Forcing us to use paper straws and wood cuttlery won't save us.

charcircuit•1y ago
My first guess would be that this early return is always happening after entering the bugged state. The one cleanup task could get stuck or not cleanup after itself properly.

    // Only one cleanup task is posted at a time.
    if (!HasDirtyJSFinalizationRegistries() || is_finalization_registry_cleanup_task_posted_) {
      return;
    }
https://source.chromium.org/chromium/chromium/src/+/main:v8/...
bouk•1y ago
Ah this makes a lot of sense, perhaps the posted flag doesn't get reset e.g. if this branch gets followed: https://source.chromium.org/chromium/chromium/src/+/main:v8/...
syg•1y ago
Yeah this is the bug. My bad, will fix.
donatj•1y ago
Hey! I too just filed my first Chromium bug[1]! They changed a behavior that broke opening new windows with tabs, and thus broke my advanced tab search extension Tabasco[2].

I was frankly impressed by the experience. They had me create a minimal extension illustrating the issue and were very quickly able automate a bisection that found its root, a security fix somewhat bluntly resolved. They've supposedly fixed the issue in an upcoming release I await with bated breath.

- [1] https://issues.chromium.org/issues/405283740

- [2] https://chromewebstore.google.com/detail/tabasco-advanced-ta...

tester756•1y ago
>FinalizationRegistry

>Avoid where possible

>Correct use of FinalizationRegistry takes careful thought, and it's best avoided if possible. It's also important to avoid relying on any specific behaviors not guaranteed by the specification. When, how, and whether garbage collection occurs is down to the implementation of any given JavaScript engine. Any behavior you observe in one engine may be different in another engine, in another version of the same engine, or even in a slightly different situation with the same version of the same engine. Garbage collection is a hard problem that JavaScript engine implementers are constantly refining and improving their solutions to.

Kinda tricky API

ketanhwr•1y ago
> A conforming JavaScript implementation, even one that does garbage collection, is not required to call cleanup callbacks.
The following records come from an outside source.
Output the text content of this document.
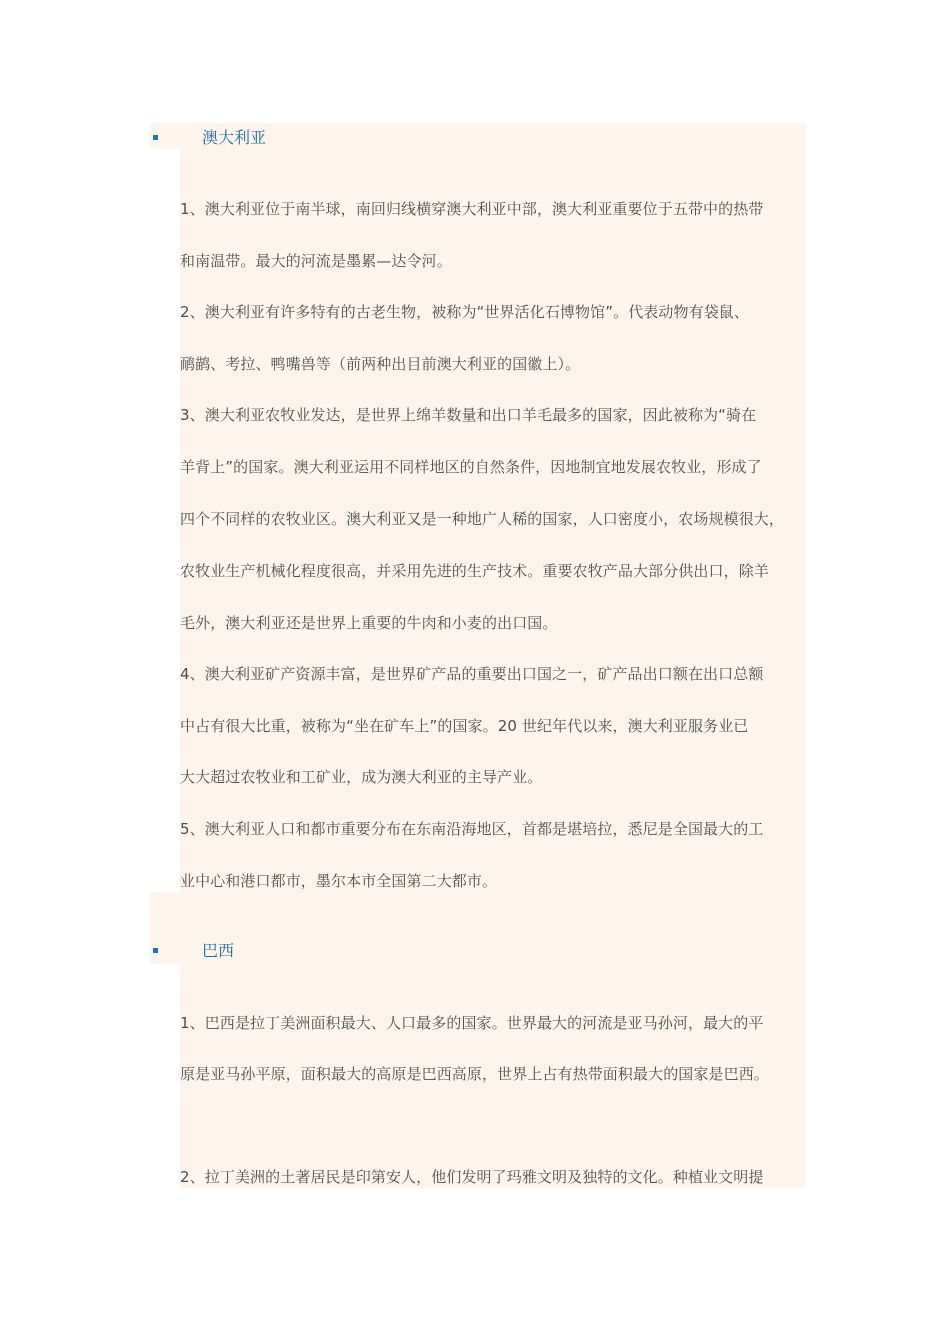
澳大利亚
1、澳大利亚位于南半球，南回归线横穿澳大利亚中部，澳大利亚重要位于五带中的热带
和南温带。最大的河流是墨累—达令河。
2、澳大利亚有许多特有的古老生物，被称为“世界活化石博物馆”。代表动物有袋鼠、
鸸鹋、考拉、鸭嘴兽等（前两种出目前澳大利亚的国徽上）。
3、澳大利亚农牧业发达，是世界上绵羊数量和出口羊毛最多的国家，因此被称为“骑在
羊背上”的国家。澳大利亚运用不同样地区的自然条件，因地制宜地发展农牧业，形成了
四个不同样的农牧业区。澳大利亚又是一种地广人稀的国家，人口密度小，农场规模很大，
农牧业生产机械化程度很高，并采用先进的生产技术。重要农牧产品大部分供出口，除羊
毛外，澳大利亚还是世界上重要的牛肉和小麦的出口国。
4、澳大利亚矿产资源丰富，是世界矿产品的重要出口国之一，矿产品出口额在出口总额
中占有很大比重，被称为“坐在矿车上”的国家。20 世纪年代以来，澳大利亚服务业已
大大超过农牧业和工矿业，成为澳大利亚的主导产业。
5、澳大利亚人口和都市重要分布在东南沿海地区，首都是堪培拉，悉尼是全国最大的工
业中心和港口都市，墨尔本市全国第二大都市。
巴西
1、巴西是拉丁美洲面积最大、人口最多的国家。世界最大的河流是亚马孙河，最大的平
原是亚马孙平原，面积最大的高原是巴西高原，世界上占有热带面积最大的国家是巴西。
2、拉丁美洲的土著居民是印第安人，他们发明了玛雅文明及独特的文化。种植业文明提
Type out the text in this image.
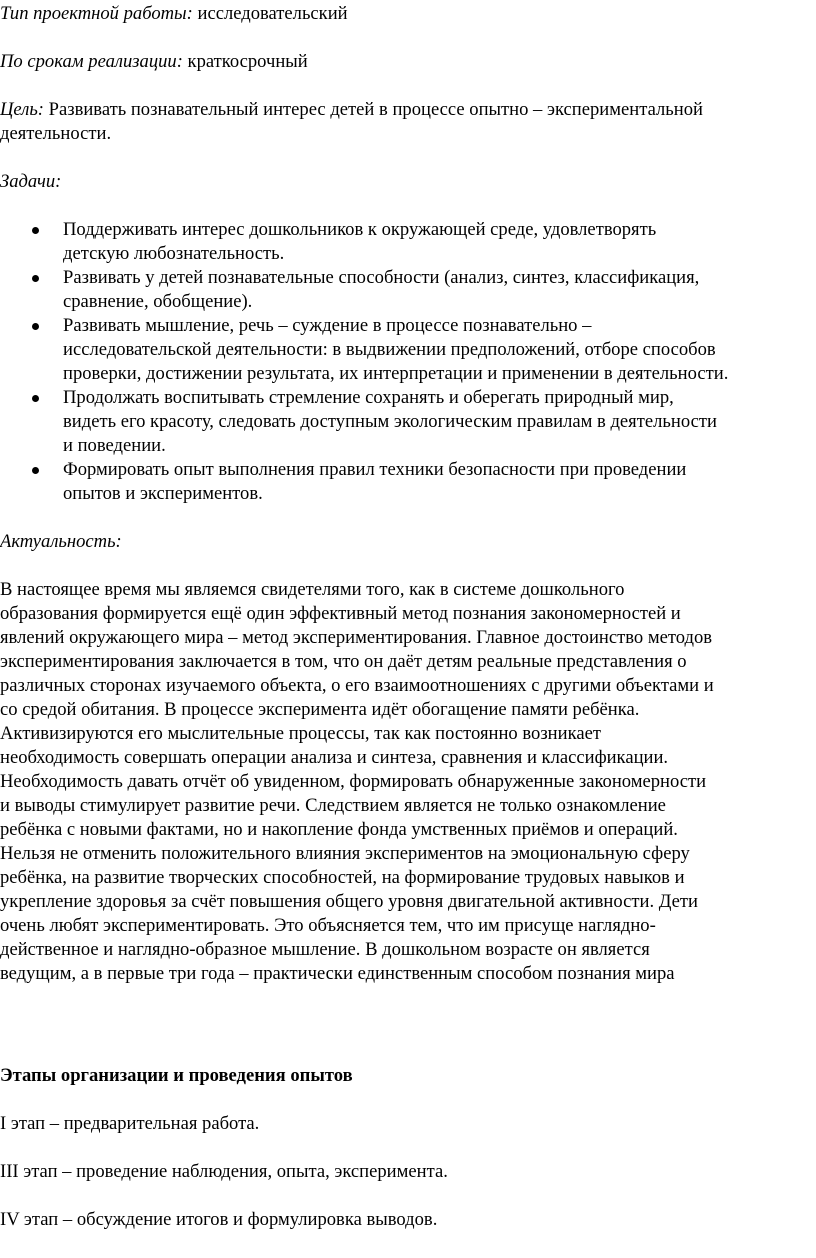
Тип проектной работы: исследовательский
По срокам реализации: краткосрочный
Цель: Развивать познавательный интерес детей в процессе опытно – экспериментальной
деятельности.
Задачи:
Поддерживать интерес дошкольников к окружающей среде, удовлетворять
детскую любознательность.
Развивать у детей познавательные способности (анализ, синтез, классификация,
сравнение, обобщение).
Развивать мышление, речь – суждение в процессе познавательно –
исследовательской деятельности: в выдвижении предположений, отборе способов
проверки, достижении результата, их интерпретации и применении в деятельности.
Продолжать воспитывать стремление сохранять и оберегать природный мир,
видеть его красоту, следовать доступным экологическим правилам в деятельности
и поведении.
Формировать опыт выполнения правил техники безопасности при проведении
опытов и экспериментов.
Актуальность:
В настоящее время мы являемся свидетелями того, как в системе дошкольного
образования формируется ещё один эффективный метод познания закономерностей и
явлений окружающего мира – метод экспериментирования. Главное достоинство методов
экспериментирования заключается в том, что он даёт детям реальные представления о
различных сторонах изучаемого объекта, о его взаимоотношениях с другими объектами и
со средой обитания. В процессе эксперимента идёт обогащение памяти ребёнка.
Активизируются его мыслительные процессы, так как постоянно возникает
необходимость совершать операции анализа и синтеза, сравнения и классификации.
Необходимость давать отчёт об увиденном, формировать обнаруженные закономерности
и выводы стимулирует развитие речи. Следствием является не только ознакомление
ребёнка с новыми фактами, но и накопление фонда умственных приёмов и операций.
Нельзя не отменить положительного влияния экспериментов на эмоциональную сферу
ребёнка, на развитие творческих способностей, на формирование трудовых навыков и
укрепление здоровья за счёт повышения общего уровня двигательной активности. Дети
очень любят экспериментировать. Это объясняется тем, что им присуще наглядно-
действенное и наглядно-образное мышление. В дошкольном возрасте он является
ведущим, а в первые три года – практически единственным способом познания мира
Этапы организации и проведения опытов
I этап – предварительная работа.
III этап – проведение наблюдения, опыта, эксперимента.
IV этап – обсуждение итогов и формулировка выводов.
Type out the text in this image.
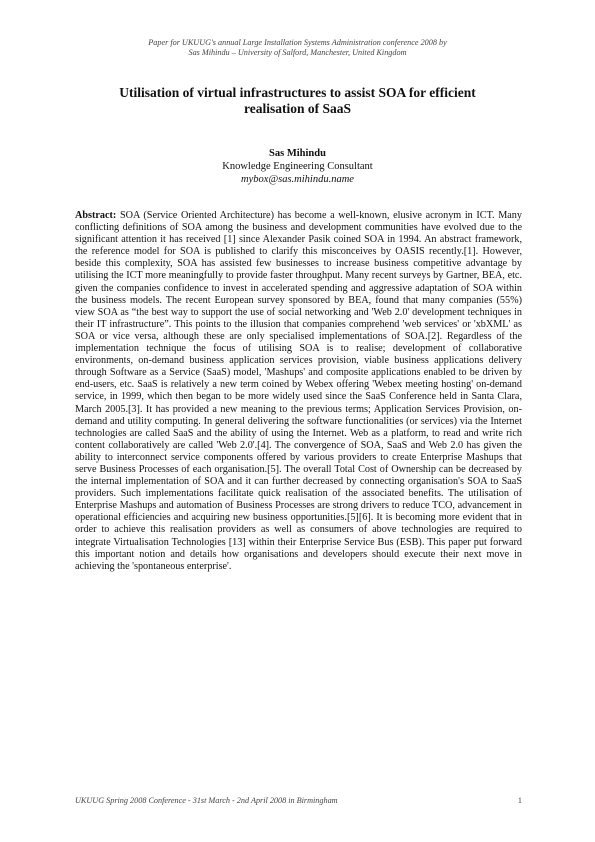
Paper for UKUUG's annual Large Installation Systems Administration conference 2008 by
Sas Mihindu – University of Salford, Manchester, United Kingdom
Utilisation of virtual infrastructures to assist SOA for efficient realisation of SaaS
Sas Mihindu
Knowledge Engineering Consultant
mybox@sas.mihindu.name

Abstract: SOA (Service Oriented Architecture) has become a well-known, elusive acronym in ICT. Many conflicting definitions of SOA among the business and development communities have evolved due to the significant attention it has received [1] since Alexander Pasik coined SOA in 1994. An abstract framework, the reference model for SOA is published to clarify this misconceives by OASIS recently.[1]. However, beside this complexity, SOA has assisted few businesses to increase business competitive advantage by utilising the ICT more meaningfully to provide faster throughput. Many recent surveys by Gartner, BEA, etc. given the companies confidence to invest in accelerated spending and aggressive adaptation of SOA within the business models. The recent European survey sponsored by BEA, found that many companies (55%) view SOA as “the best way to support the use of social networking and 'Web 2.0' development techniques in their IT infrastructure”. This points to the illusion that companies comprehend 'web services' or 'xbXML' as SOA or vice versa, although these are only specialised implementations of SOA.[2]. Regardless of the implementation technique the focus of utilising SOA is to realise; development of collaborative environments, on-demand business application services provision, viable business applications delivery through Software as a Service (SaaS) model, 'Mashups' and composite applications enabled to be driven by end-users, etc. SaaS is relatively a new term coined by Webex offering 'Webex meeting hosting' on-demand service, in 1999, which then began to be more widely used since the SaaS Conference held in Santa Clara, March 2005.[3]. It has provided a new meaning to the previous terms; Application Services Provision, on-demand and utility computing. In general delivering the software functionalities (or services) via the Internet technologies are called SaaS and the ability of using the Internet. Web as a platform, to read and write rich content collaboratively are called 'Web 2.0'.[4]. The convergence of SOA, SaaS and Web 2.0 has given the ability to interconnect service components offered by various providers to create Enterprise Mashups that serve Business Processes of each organisation.[5]. The overall Total Cost of Ownership can be decreased by the internal implementation of SOA and it can further decreased by connecting organisation's SOA to SaaS providers. Such implementations facilitate quick realisation of the associated benefits. The utilisation of Enterprise Mashups and automation of Business Processes are strong drivers to reduce TCO, advancement in operational efficiencies and acquiring new business opportunities.[5][6]. It is becoming more evident that in order to achieve this realisation providers as well as consumers of above technologies are required to integrate Virtualisation Technologies [13] within their Enterprise Service Bus (ESB). This paper put forward this important notion and details how organisations and developers should execute their next move in achieving the 'spontaneous enterprise'.

UKUUG Spring 2008 Conference - 31st March - 2nd April 2008 in Birmingham	1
Really looking forward to the "Explicit Resource Management" proposal[0] that sounds like a much better idea really.

[0]: https://github.com/tc39/proposal-explicit-resource-managemen...

panstromek•1y ago
Hm.. I would honestly try to avoid relying on finalization mechanism of a garbage collector like this. It sounds brittle from the start. Even without the bug, I can imagine you can get into a situation where some unused JS object holds a reference to a giant thing in wasm memory, but engine doesn't run the GC, because it technically doesn't know that, it only sees the little pointer object which seems small.

I think WASM had historically had some problem with freeing memory, so I'd probably rather rely on some pooling or arena with explicit memory size limit (for the whole allocated wasm memory).